Essentially, a short sale is the friendly alternative to a foreclosure. A short sale occurs when a seller is “short” the cash needed to repay their loan. A short sale happens when you sell your home for less than the amount owed on your mortgage. This is often used as a way to avoid foreclosure. In recent years, short sales have been increasingly rare but with the recent market downturn, expect to see an uptick in foreclosures and short sales as homeowners fall behind on their payments. For a lender to consider a short sale two things generally have to be true:
- The homeowner must be far enough behind on payments that they won’t be able to get caught up.
- The housing market has dipped so significantly that that home is worth less than what’s still owed on a mortgage.
Understanding what’s involved:
Whether you’re buying or selling a house through a short sale, know that it can be a lengthy process for all. There’s generally extra paperwork included in these types of transaction and it’s a good idea to work with a real estate agent who knows the ins and outs of handling them.

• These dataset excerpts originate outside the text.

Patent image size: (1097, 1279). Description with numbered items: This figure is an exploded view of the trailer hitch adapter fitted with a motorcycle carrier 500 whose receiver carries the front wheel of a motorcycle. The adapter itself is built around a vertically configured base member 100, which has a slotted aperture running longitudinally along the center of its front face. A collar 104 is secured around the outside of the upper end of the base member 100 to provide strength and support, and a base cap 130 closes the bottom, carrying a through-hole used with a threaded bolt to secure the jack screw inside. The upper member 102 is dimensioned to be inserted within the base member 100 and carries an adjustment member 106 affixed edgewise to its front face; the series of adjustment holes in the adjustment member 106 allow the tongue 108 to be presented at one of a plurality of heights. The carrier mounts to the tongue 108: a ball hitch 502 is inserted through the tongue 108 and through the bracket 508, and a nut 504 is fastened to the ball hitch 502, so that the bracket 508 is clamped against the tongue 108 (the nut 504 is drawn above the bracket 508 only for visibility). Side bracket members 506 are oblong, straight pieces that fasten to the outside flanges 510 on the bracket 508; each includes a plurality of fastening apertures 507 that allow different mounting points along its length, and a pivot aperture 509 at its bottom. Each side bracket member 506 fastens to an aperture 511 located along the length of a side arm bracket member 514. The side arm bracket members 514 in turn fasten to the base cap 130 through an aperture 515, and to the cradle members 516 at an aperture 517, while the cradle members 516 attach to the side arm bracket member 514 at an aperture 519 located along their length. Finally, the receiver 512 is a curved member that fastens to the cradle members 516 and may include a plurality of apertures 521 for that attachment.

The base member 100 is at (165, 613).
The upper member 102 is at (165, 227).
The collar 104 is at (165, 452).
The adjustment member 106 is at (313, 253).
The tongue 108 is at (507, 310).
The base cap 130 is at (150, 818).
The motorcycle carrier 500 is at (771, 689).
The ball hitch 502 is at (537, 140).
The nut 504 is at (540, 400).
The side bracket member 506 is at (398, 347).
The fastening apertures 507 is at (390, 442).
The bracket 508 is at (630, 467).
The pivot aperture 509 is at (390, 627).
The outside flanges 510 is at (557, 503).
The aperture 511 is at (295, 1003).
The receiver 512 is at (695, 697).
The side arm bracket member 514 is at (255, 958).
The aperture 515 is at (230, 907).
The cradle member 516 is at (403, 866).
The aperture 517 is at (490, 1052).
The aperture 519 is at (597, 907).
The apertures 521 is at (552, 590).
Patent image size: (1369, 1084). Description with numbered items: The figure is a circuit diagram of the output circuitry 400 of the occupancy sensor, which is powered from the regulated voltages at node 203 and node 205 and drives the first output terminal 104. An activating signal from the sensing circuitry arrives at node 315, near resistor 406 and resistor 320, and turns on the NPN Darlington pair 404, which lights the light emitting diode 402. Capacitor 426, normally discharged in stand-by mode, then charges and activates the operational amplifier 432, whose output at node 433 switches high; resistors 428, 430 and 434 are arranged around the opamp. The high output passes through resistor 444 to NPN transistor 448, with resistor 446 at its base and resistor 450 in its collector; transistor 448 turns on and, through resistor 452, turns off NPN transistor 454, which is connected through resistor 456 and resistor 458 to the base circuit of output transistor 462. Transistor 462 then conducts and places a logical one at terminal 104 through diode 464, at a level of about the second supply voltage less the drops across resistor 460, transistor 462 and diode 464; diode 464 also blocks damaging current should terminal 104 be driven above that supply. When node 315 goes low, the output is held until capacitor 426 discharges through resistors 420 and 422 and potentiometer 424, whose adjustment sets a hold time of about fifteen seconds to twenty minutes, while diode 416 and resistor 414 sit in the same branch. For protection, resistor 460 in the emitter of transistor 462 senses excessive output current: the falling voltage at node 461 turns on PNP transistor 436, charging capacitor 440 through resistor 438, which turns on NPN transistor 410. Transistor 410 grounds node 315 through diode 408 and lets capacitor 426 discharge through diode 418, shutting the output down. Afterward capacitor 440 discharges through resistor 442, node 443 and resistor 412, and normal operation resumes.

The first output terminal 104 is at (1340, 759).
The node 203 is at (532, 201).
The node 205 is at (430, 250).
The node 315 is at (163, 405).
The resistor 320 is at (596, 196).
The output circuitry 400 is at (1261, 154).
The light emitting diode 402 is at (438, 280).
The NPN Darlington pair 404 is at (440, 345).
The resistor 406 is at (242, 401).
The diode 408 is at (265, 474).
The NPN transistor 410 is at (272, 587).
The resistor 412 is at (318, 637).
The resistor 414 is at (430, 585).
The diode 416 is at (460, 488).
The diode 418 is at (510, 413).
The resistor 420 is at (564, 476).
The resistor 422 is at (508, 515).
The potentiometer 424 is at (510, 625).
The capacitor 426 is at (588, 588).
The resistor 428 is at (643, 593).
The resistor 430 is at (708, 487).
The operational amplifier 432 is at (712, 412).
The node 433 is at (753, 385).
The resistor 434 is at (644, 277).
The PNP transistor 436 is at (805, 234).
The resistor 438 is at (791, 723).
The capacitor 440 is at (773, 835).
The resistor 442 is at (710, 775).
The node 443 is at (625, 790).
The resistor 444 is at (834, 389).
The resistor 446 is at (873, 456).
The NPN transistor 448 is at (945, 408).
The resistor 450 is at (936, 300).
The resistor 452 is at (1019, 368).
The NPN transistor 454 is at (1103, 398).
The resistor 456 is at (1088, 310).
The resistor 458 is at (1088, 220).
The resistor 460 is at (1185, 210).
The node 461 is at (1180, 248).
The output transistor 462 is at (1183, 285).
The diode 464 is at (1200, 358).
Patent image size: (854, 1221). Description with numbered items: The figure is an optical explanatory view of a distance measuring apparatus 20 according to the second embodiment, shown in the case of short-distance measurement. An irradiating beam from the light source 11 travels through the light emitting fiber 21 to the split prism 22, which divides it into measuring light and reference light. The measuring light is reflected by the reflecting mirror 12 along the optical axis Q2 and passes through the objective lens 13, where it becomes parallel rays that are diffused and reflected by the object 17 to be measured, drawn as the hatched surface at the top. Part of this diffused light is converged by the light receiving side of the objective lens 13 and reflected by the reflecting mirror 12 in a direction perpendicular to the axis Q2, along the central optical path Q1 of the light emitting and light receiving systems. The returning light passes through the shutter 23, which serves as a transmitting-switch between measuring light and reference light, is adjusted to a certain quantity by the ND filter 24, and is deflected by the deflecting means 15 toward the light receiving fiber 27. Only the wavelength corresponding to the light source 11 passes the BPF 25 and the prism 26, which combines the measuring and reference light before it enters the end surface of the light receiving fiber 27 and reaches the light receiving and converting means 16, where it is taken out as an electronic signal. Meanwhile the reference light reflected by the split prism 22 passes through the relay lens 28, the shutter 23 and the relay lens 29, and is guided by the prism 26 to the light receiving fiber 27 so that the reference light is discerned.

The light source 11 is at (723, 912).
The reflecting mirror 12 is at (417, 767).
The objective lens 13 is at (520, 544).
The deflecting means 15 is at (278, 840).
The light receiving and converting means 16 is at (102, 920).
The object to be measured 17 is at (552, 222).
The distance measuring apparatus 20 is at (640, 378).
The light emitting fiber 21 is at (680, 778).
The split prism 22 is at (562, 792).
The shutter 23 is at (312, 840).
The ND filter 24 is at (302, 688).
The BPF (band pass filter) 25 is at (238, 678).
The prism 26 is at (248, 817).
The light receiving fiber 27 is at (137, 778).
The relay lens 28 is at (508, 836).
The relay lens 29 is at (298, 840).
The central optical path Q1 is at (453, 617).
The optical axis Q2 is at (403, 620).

Lenders or banks generally lose money when they foreclose on a property, so short sales can be a way to cut their losses. Lenders typically agree to a short sale in order to recoup a portion of the loan owed to them.
Additional considerations for sellers and buyers:
As the seller, the short sale will likely hurt your credit. While a short sale is certainly preferable to a foreclosure, you won’t be getting out unscathed. For buyers considering buying a short sale, this may be getting a great deal on a property, but it will likely have its share of problems and require at least some work. There’s also a longer timeline associated with purchasing a house this way so be prepared for the process to take upwards of 100 days.